The delay along the axis of the fiber is 1/[speed of a light ray traveling along the axis of the fiber] = 5 ns/ meter.
The delay along the zig zag path taken by a ray traveling at the highest angle relative to the axis is [5 ns/meter] x [ 1/cos(0.2 radians)]
The value of delay spreading is the difference between the delay associated with the axial ray and the delay associated with the highest angle zig-zag ray = 5 ns/meter [{1/cos (0.2 radians)} -1] = 5 ns/meter x .02 = .1 ns/meter = 100 ns/km
2.0A single mode fiber is used with a laser whose optical output frequency shifts when it is modulated from off to on. This frequency shift is called “chirp”. The amount of frequency shift is 5GHz. The laser’s nominal wavelength is 1.55 micrometers. The dispersion (delay change that results with a wavelength change) of the fiber being used with this laser is 20 ps/km-nm. The fiber is 40 km long. How much change in delay down the fiber results when the laser is modulated? If the allowable delay change is 0.3 times the spacing between pulses, then what is the highest date rate that the fiber will support with this light source?
Solution:
At 1.55 micrometer wavelength, the corresponding frequency is: the speed of light / the wavelength = 300,000,000 meters per second / 1.55 x 10**-6 meters ~ 2 x 10**14 Hz
A 5 GHz change in frequency (chirp) corresponds to a fractional change in the laser’s frequency of ~ 5 x 10**9 / 2 x 10** 14 = 2.5 x 10 **-5.
Since lambda = c/f , then d(lambda)/df =the derivative of the wavelength with respect to f) = -c/f**2 = lambda/f.
Therefore d(lambda)/lambda = -df/f … i.e., a fractional change of frequency [df/f)] causes an equal fractional change in wavelength (but with opposite sign)
Thus the wavelength change, during modulation from on to off, is ~ 1.55 micrometers x 2.5 x 10**-5 ~ .04 nanometers.
The change in delay that is associated with this change in wavelength is .04 nm x 20 ps/km-nm =0.8 ps/km. In 40 km, the delay change is 0.8 ps/km x 40 km = 32 ps
If 32 ps must be less than 0.3 x the pulse spacing, then the pulse spacing must be greater than ~ 100 ps.
If the pulse spacing must be greater than 100 ps, then the date rate must be less than 1/100ps = 10 Gbps.

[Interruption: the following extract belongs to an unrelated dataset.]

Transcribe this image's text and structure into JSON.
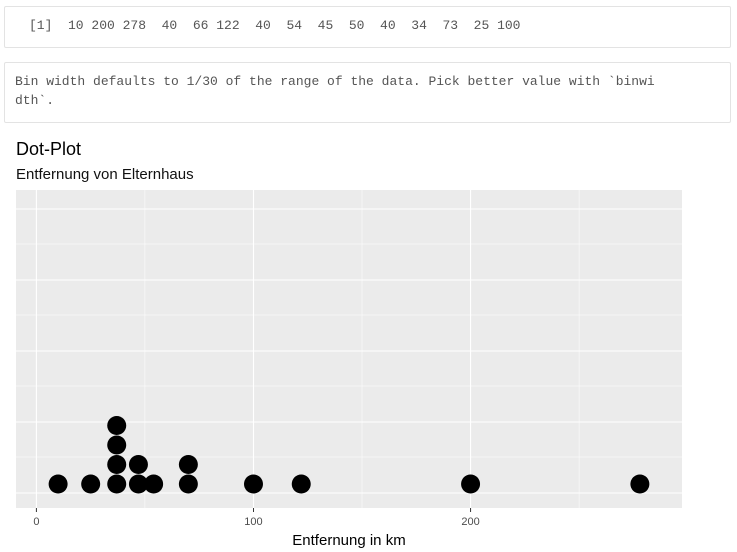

3.0A fiber optic system receiver has a minimum required energy per pulse of 12,000 photons per pulse. The photon energy at the optical wavelength of interest is 1.5 x 10**-19 J. The optical transmitter in this system is a laser with a peak output power of 1.0 mW. The coupling loss from the laser into the fiber is 1.5 dB. The fiber loss is 0.4 dB/km, including splices. Assuming that we want to allow 5 dB of system margin (actual received signal level vs. minimum allowable received signal level), what is the maximum allowable fiber length between the transmitter and the receiver at a data rate of 10 Gbps.
Solution:
The required energy per received pulse is: 12,000 photons per pulse x 1.5 x 10**-19 J/photon = 1.8 x 10**-15 J/pulse.

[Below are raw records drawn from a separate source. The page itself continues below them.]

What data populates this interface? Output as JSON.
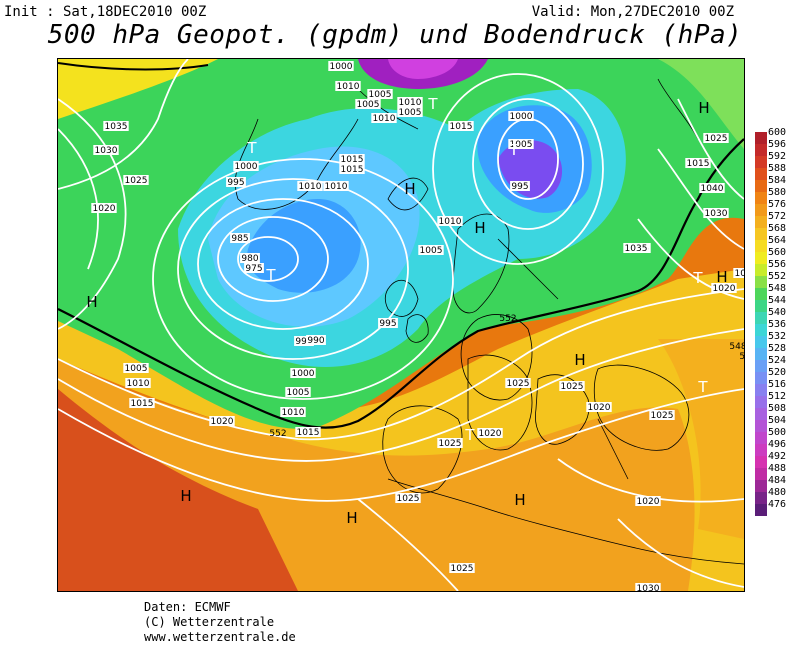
{
  "header": {
    "init": "Init : Sat,18DEC2010 00Z",
    "valid": "Valid: Mon,27DEC2010 00Z",
    "title": "500 hPa Geopot. (gpdm) und Bodendruck (hPa)"
  },
  "map": {
    "fill_colors": {
      "deep_purple": "#a020c0",
      "blue": "#3aa0ff",
      "light_blue": "#5ec8ff",
      "cyan": "#3cd6e0",
      "green": "#3cd45a",
      "light_green": "#7ee05a",
      "yellow": "#f4e21e",
      "orange": "#f2a21e",
      "dark_orange": "#e8780e",
      "red_orange": "#d8501c"
    },
    "isobar_labels": [
      "1000",
      "1010",
      "1005",
      "1010",
      "1005",
      "1010",
      "1015",
      "1000",
      "1005",
      "995",
      "1035",
      "1030",
      "1025",
      "1020",
      "1005",
      "1000",
      "995",
      "1010",
      "1010",
      "1015",
      "1015",
      "990",
      "985",
      "980",
      "975",
      "1010",
      "1005",
      "995",
      "990",
      "1000",
      "1005",
      "1010",
      "1015",
      "1020",
      "1005",
      "1010",
      "1015",
      "1025",
      "1020",
      "1025",
      "1025",
      "1020",
      "1025",
      "1025",
      "1025",
      "1020",
      "1025",
      "1025",
      "1015",
      "1040",
      "1035",
      "1030",
      "1020",
      "1025",
      "1030",
      "1025",
      "1000"
    ],
    "pressure_centers": [
      {
        "type": "H"
      },
      {
        "type": "H"
      },
      {
        "type": "H"
      },
      {
        "type": "H"
      },
      {
        "type": "H"
      },
      {
        "type": "H"
      },
      {
        "type": "H"
      },
      {
        "type": "H"
      },
      {
        "type": "H"
      },
      {
        "type": "T"
      },
      {
        "type": "T"
      },
      {
        "type": "T"
      },
      {
        "type": "T"
      },
      {
        "type": "T"
      },
      {
        "type": "T"
      },
      {
        "type": "T"
      }
    ],
    "geopotential_labels": [
      "552",
      "552",
      "548",
      "552"
    ]
  },
  "colorbar": {
    "labels": [
      "600",
      "596",
      "592",
      "588",
      "584",
      "580",
      "576",
      "572",
      "568",
      "564",
      "560",
      "556",
      "552",
      "548",
      "544",
      "540",
      "536",
      "532",
      "528",
      "524",
      "520",
      "516",
      "512",
      "508",
      "504",
      "500",
      "496",
      "492",
      "488",
      "484",
      "480",
      "476"
    ],
    "colors": [
      "#b0202a",
      "#c42a2a",
      "#d43a26",
      "#e0501c",
      "#e86a14",
      "#f08414",
      "#f29a1a",
      "#f4b01e",
      "#f6c622",
      "#f6dc22",
      "#f0ec20",
      "#c8ec2a",
      "#8ae046",
      "#4ed65a",
      "#3cd686",
      "#3cd6b4",
      "#3cd6d6",
      "#48c8ec",
      "#58b4f4",
      "#6aa0f6",
      "#7890f4",
      "#8880f0",
      "#9870ea",
      "#a862e0",
      "#b454d6",
      "#c046cc",
      "#cc3cc0",
      "#d632b0",
      "#c02ca4",
      "#9c2896",
      "#782488",
      "#5a1e78"
    ]
  },
  "credits": {
    "line1": "Daten: ECMWF",
    "line2": "(C) Wetterzentrale",
    "line3": "www.wetterzentrale.de"
  }
}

At a data rate of 10 Gbps, the average power required at the receiver is: 1.8 x 10**-15 J/pulse x 10**10 pulses per second x 0.5 (half of the pulses are on, half of the pulses are off) = 9 x 10**-6 Watts = 9 microWatts.

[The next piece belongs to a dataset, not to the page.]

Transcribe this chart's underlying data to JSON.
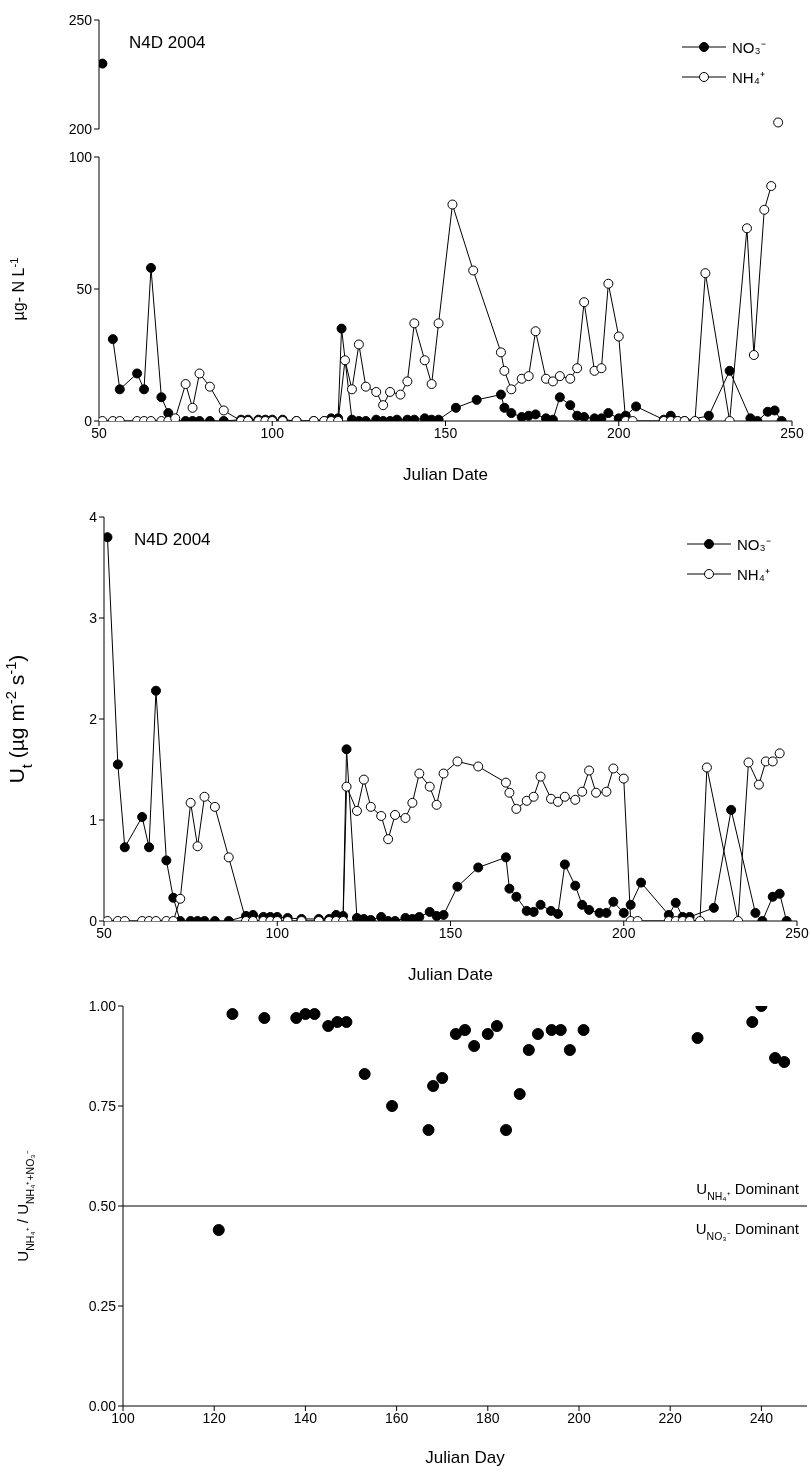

The peak power output of the laser is 1 mW = 1000 microWatts. The average laser power output (if it is on half of the time) is 500 microWatts
The total link loss budget is: [500 microWatt / 9 microWatt] ~55.5 ~ 17.4 dB
Allowing 5 dB for margin, and 1.5 dB for laser-to-fiber coupling loss, there is:
17.4 dB – 5 dB – 1.5 dB = 10.9 dB of link loss budget available for fiber loss.
Thus the maximum allowable fiber length is 10.9 dB / 0.4 dB per kilometer ~27 km.